UN human rights chief: international support needed amid escalating gang violence in Haiti News
msjennm / Pixabay
UN human rights chief: international support needed amid escalating gang violence in Haiti

United Nations Human Rights chief Volker Türk expressed alarm over escalating violence in Haiti on Friday, as gangs expand territory and continue to commit extrajudicial homicides, kidnappings and rapes.

Türk stated:

Alarming as they are, numbers cannot express the horrors Haitians are being forced to endure on a daily basis. I am horrified by the ever-increasing spread of gang attacks and other human rights abuses beyond the capital, and deeply concerned by their destabilising impact on other countries in the region.

Türk also warned against heavy-handed military solutions, calling for support of the UN Security Council’s Multinational Security Support (MSS), a security mission intended to promote peace, and full adherence to the UN Security Council’s arms embargo on Haiti.

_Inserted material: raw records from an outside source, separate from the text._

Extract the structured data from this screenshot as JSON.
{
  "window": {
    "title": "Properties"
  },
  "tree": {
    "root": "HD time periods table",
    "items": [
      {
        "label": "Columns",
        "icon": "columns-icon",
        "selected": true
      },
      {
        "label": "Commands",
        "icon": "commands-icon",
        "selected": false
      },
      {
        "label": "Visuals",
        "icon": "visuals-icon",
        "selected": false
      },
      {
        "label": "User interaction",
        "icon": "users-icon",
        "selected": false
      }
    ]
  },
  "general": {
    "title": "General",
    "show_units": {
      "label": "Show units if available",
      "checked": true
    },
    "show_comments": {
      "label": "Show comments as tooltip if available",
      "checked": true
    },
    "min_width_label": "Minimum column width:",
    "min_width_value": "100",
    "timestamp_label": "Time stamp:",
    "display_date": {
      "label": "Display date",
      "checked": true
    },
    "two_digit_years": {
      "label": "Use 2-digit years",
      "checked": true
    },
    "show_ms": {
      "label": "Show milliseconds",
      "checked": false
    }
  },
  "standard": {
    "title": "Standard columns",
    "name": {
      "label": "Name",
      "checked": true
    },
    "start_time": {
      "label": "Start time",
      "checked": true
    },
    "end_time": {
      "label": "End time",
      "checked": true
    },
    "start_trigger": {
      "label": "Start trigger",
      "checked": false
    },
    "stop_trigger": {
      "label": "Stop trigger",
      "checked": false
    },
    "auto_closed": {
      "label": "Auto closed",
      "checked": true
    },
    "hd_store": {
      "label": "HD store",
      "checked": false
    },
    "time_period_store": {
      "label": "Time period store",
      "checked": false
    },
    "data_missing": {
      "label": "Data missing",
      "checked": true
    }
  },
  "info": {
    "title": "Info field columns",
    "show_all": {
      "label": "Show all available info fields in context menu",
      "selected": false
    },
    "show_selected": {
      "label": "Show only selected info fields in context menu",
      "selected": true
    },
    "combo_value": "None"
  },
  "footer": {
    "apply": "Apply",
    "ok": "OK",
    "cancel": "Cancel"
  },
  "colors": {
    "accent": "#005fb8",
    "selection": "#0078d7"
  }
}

Türk further appealed to both the Haitian government and the international community to rally behind a unified approach to enact peace. He stated: “The coming months will be crucial and will test the international community’s ability to take stronger, more coordinated action—action that will help determine the future stability of Haiti and the wider region.”

From January to May 2025, at least 2,680 people—including 54 children—were killed in Haiti, and a record 1.3 million people were displaced due to gang violence. The majority of the violence has occurred in the capital, Port-au-Prince, where 85 percent of the area is controlled by gangs, though the violence has proliferated into other Haitian locations within the last few months.

This increase continues a troubling trend in Haiti, where gang violence has climbed since the assassination of President Jovenel Moïse in 2021. Gangs promptly exploited this disruption in country leadership, leading to a state of anarchy where gangs, such as G-9 and G-Pep, have since ruled as de facto authorities in many areas. The Office of the United Nations High Commissioner for Human Rights (OHCHR) reported unprecedented gang violence in 2024 and called for international assistance to save the Haitian people from the crisis just last month.